The Kronk was so helpful around the cave-house that Jubal said one morning: ‘Mattie, I think that with Kronk’s help we might could build you a set of real outside walls for this dugout,’ but she snapped: ‘I don’t want no improvements. I want a real house with four walls around,’ and he laughed: ‘We ain’t that ambitious.’
With great effort Jubal, The Kronk and Yancey chopped out some stout lengths to substitute for the vertical poles that had framed their cabin, and slowly, finishing one side after another, they inserted the heavy logs, converting their flimsy-walled cave-house into a sturdy one. Travelers familiar with the former stopping place congratulated them on the improvement, but invariably the Quimpers confessed: ‘We couldn’t of done it without The Kronk.’
Strangers who had often been required to fight the Indians were sometimes startled to find a real Karankawa living at the ferry, but those who settled in the area grew accustomed to the bronzed giant with the flashing white teeth.
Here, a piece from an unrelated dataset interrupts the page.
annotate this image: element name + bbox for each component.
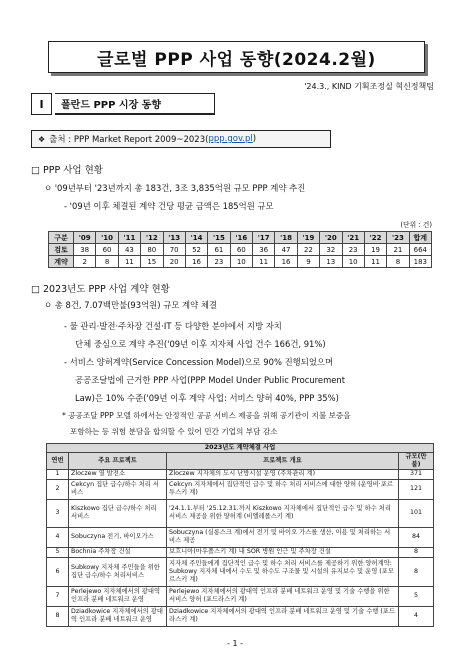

They often found him sitting with Mattie, talking in his strange way with words which only she seemed to understand. She was not afraid to ask him anything, and one afternoon she said bluntly: ‘Why did you Kronks eat people?’ and he explained with grunts and gestures and the few words he knew that it was not done from hunger but as a ritual, confirming victory in battle or as a source of valor, as when warriors ate the heart, liver and tongue of a gallant adversary.
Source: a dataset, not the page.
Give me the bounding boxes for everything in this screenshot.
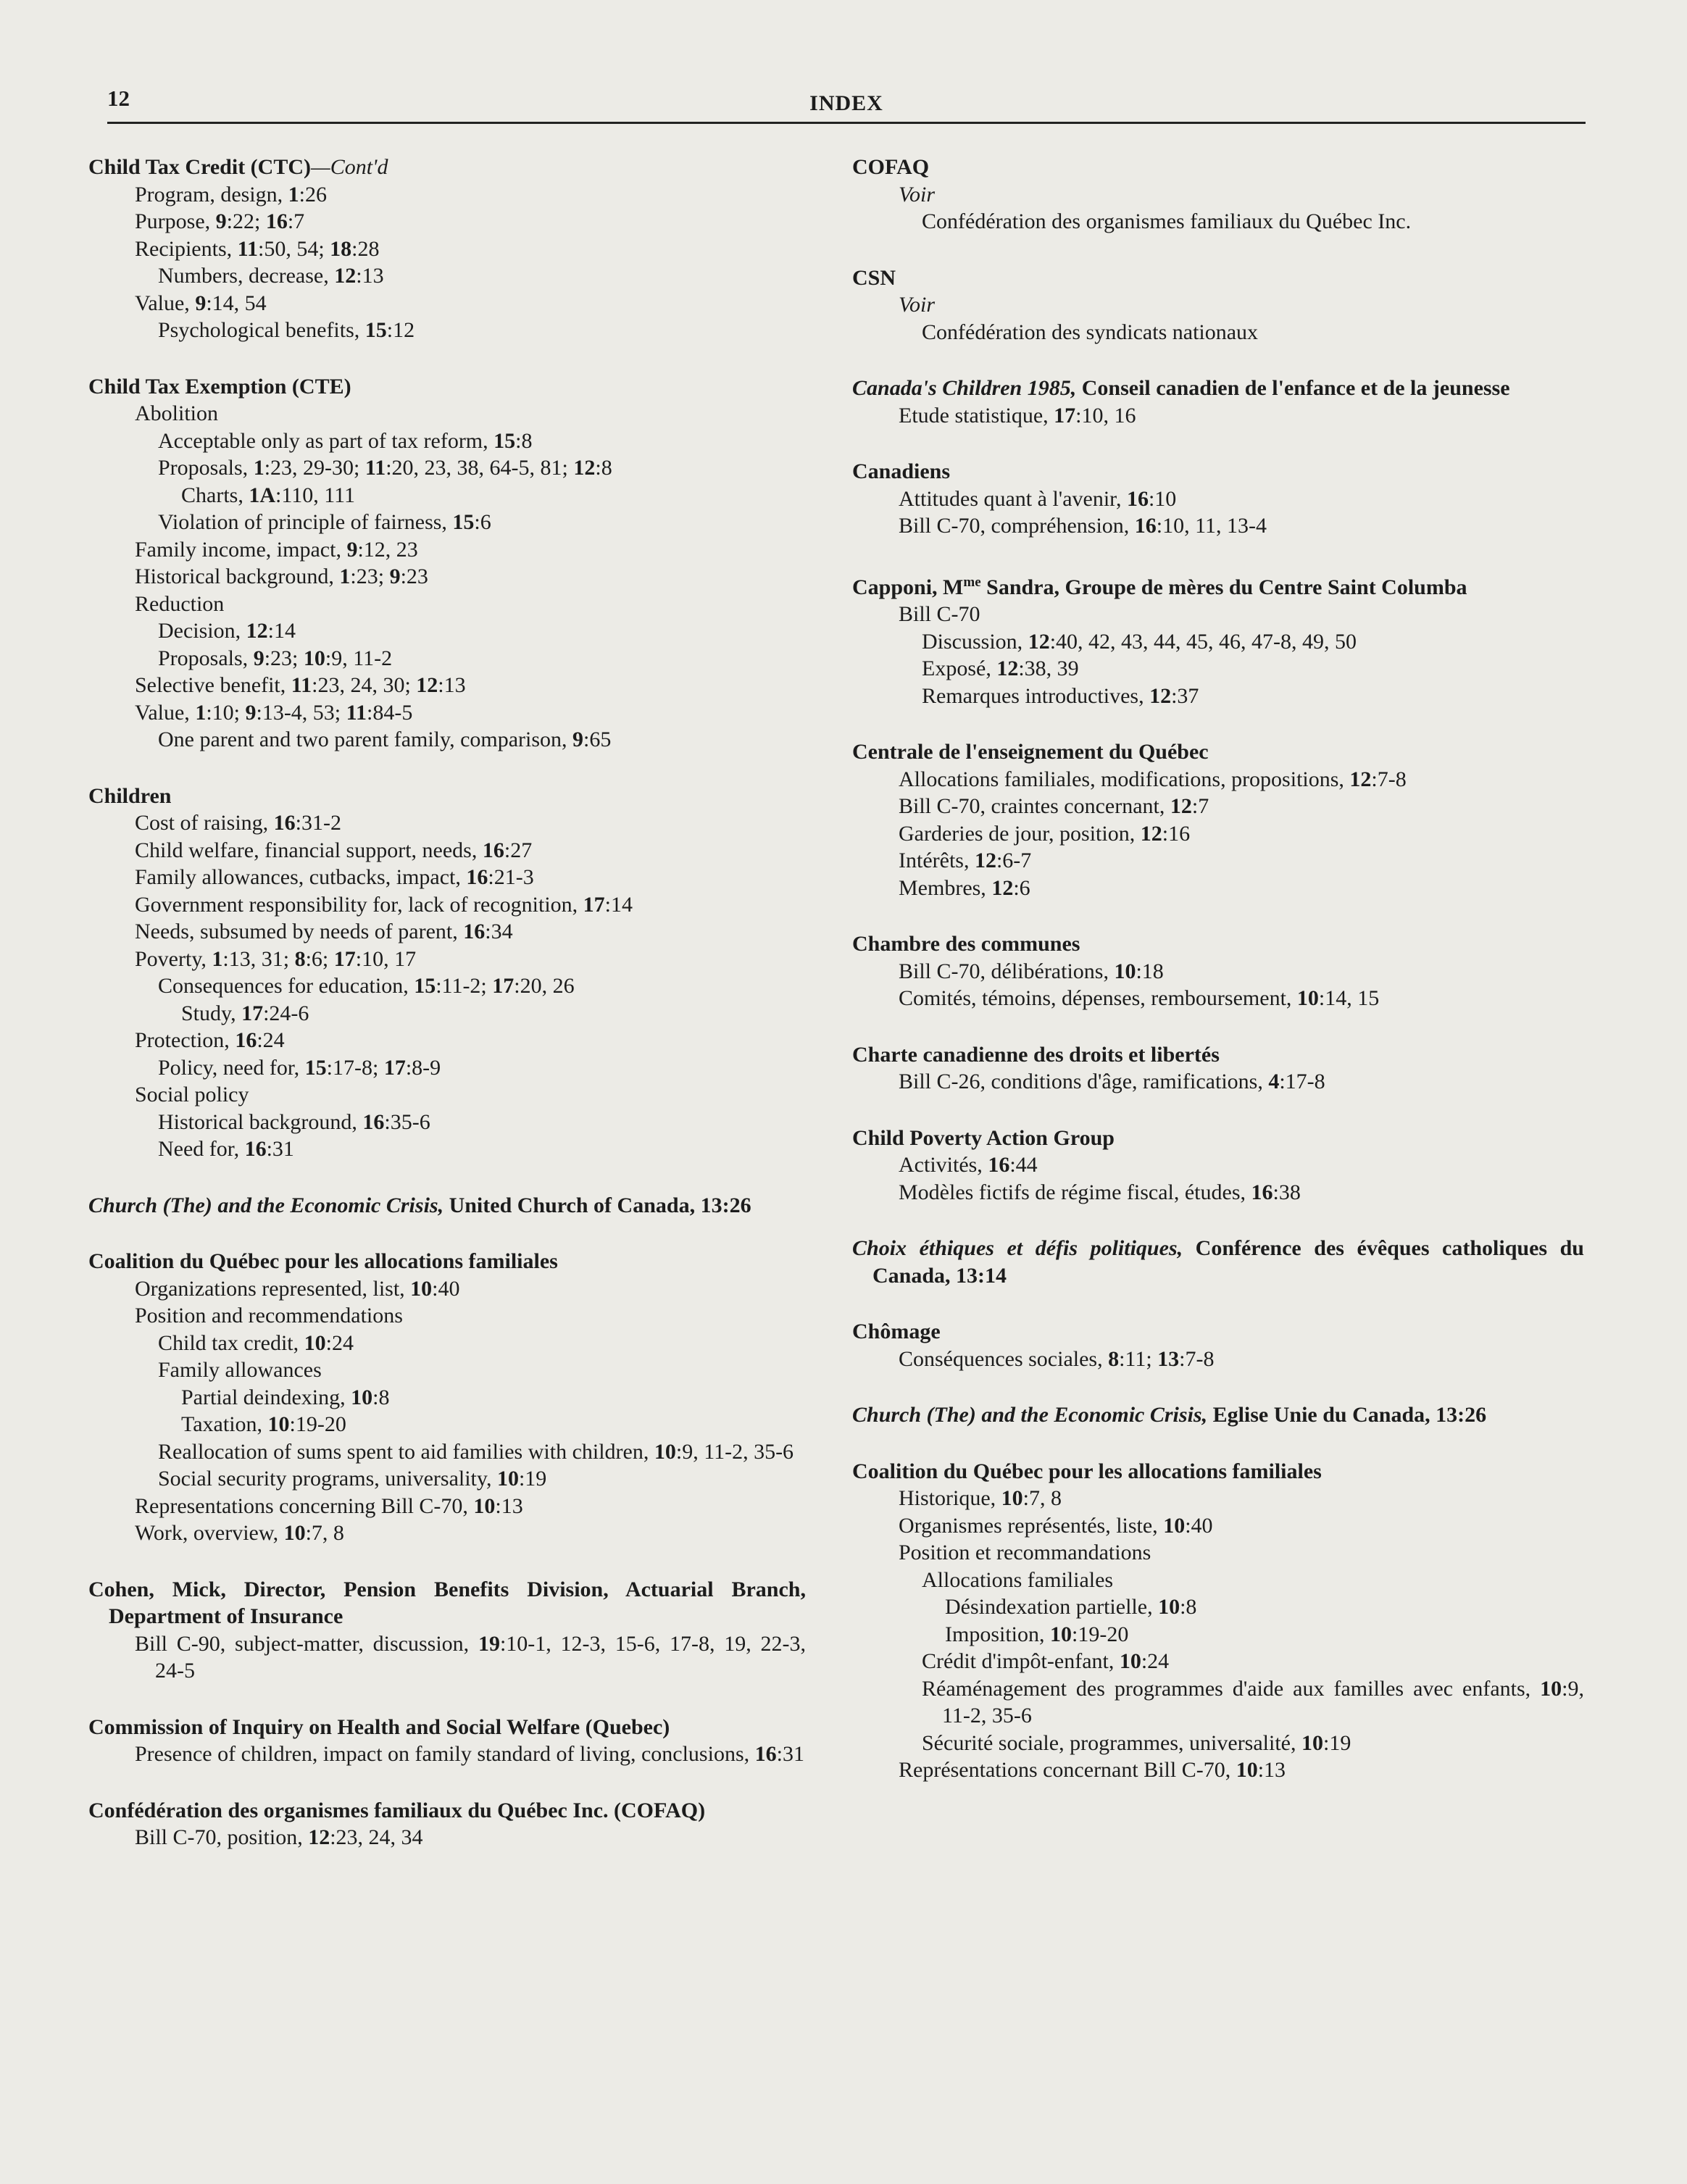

‘But you did eat them?’ she asked and he replied: ‘Good. Like turkey.’
He became a kind of unpaid servant at the inn, but in return for his help he did receive food and such clothing as he wanted and the Quimpers were able to provide. His chief contribution was as a hunter, and under Jubal’s tutelage he learned to be as parsimonious with his powder
and lead as Quimper himself. With a fine hunter like The Kronk available, Jubal no longer took Yancey with him, for the boy was useless in the field; The Kronk was a skilled shot, and with his gun, which his tribe had purchased from French traders in the early years of the century, he could knock down a buffalo or trail a deer almost as well as Jubal himself. As a pair they were formidable, and travelers grew accustomed to having copious helpings of meat when they visited Quimper’s inn.
Once when he returned with three slain deer, Mattie asked: ‘Why do you shoot so many deer? So few turkey?’ And he explained: ‘Deer easy, turkey damn hard.’ When she asked the difference, he said: ‘Kronk sneak up, deer see. They think “Is Kronk or tree stump?” and they stand there, I shoot. But when Kronk sneak up on turkey, leader cry “By God, Kronk comin’!” and off they go. Kronk never see ’em again.’
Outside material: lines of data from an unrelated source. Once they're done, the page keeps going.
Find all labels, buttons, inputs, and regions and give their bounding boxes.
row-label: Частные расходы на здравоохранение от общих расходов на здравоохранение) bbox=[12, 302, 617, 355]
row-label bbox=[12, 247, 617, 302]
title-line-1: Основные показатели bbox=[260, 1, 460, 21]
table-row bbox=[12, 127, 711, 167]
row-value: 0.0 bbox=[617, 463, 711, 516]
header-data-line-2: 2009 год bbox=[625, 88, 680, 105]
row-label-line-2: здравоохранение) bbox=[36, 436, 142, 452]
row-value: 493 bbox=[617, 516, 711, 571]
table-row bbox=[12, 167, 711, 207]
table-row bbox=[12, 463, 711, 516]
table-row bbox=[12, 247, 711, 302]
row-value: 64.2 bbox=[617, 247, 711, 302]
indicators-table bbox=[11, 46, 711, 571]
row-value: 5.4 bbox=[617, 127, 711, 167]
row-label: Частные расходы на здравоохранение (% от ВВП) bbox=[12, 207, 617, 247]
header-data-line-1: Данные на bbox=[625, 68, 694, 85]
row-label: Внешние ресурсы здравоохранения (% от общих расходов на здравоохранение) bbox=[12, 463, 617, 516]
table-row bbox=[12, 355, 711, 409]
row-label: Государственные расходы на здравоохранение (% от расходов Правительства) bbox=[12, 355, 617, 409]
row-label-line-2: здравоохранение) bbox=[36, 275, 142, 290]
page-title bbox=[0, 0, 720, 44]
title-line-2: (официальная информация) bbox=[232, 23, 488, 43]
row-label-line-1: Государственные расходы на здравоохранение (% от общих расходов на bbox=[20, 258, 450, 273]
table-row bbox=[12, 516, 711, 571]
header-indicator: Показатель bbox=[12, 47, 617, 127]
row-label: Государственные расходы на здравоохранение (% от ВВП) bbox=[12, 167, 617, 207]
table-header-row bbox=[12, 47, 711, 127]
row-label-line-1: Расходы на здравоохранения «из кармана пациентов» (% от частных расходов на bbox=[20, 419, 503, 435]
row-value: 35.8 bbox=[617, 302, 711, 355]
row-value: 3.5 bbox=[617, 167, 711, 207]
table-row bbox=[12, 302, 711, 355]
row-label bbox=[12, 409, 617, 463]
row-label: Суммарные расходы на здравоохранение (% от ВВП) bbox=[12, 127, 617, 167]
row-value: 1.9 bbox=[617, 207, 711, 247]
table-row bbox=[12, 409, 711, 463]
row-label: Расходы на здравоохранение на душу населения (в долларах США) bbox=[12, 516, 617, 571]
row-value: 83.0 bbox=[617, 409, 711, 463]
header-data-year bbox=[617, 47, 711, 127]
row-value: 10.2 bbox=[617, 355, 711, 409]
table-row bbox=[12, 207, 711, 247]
Often in the long months of that first year before Mattie’s corn had ripened or the crops matured, meat was all they had had. Months would pass without flour for the making of bread; salt was scarce; vegetables did not yet exist; and men would say: ‘Last night I dreamed of fresh bread, covered with butter and sprinkled with salt. God, how I hate venison.’ But when they had Jubal’s honey to flavor the great chunks of roasted meat, the frontiersmen stopped complaining. ‘It’s uncanny how Jubal can smell out a honey tree three miles away,’ they said, but others said: ‘He’s just as good at trackin’ bear. When Mattie smokes it properly, you cain’t tell it from Pennsylvania bacon.’ But what Jubal really enjoyed was stalking the wild turkey, for as he told the others: ‘Salt or no salt, bread or no bread, that bird is delicious.’
Once a wandering Irishman named Mulrooney brought the Quimpers a bundle containing real flour, about three pounds, which he had acquired at great cost from an incoming vessel at the mouth of the Brazos: ‘Could you make me some bread? I’m starvin’ for bread.’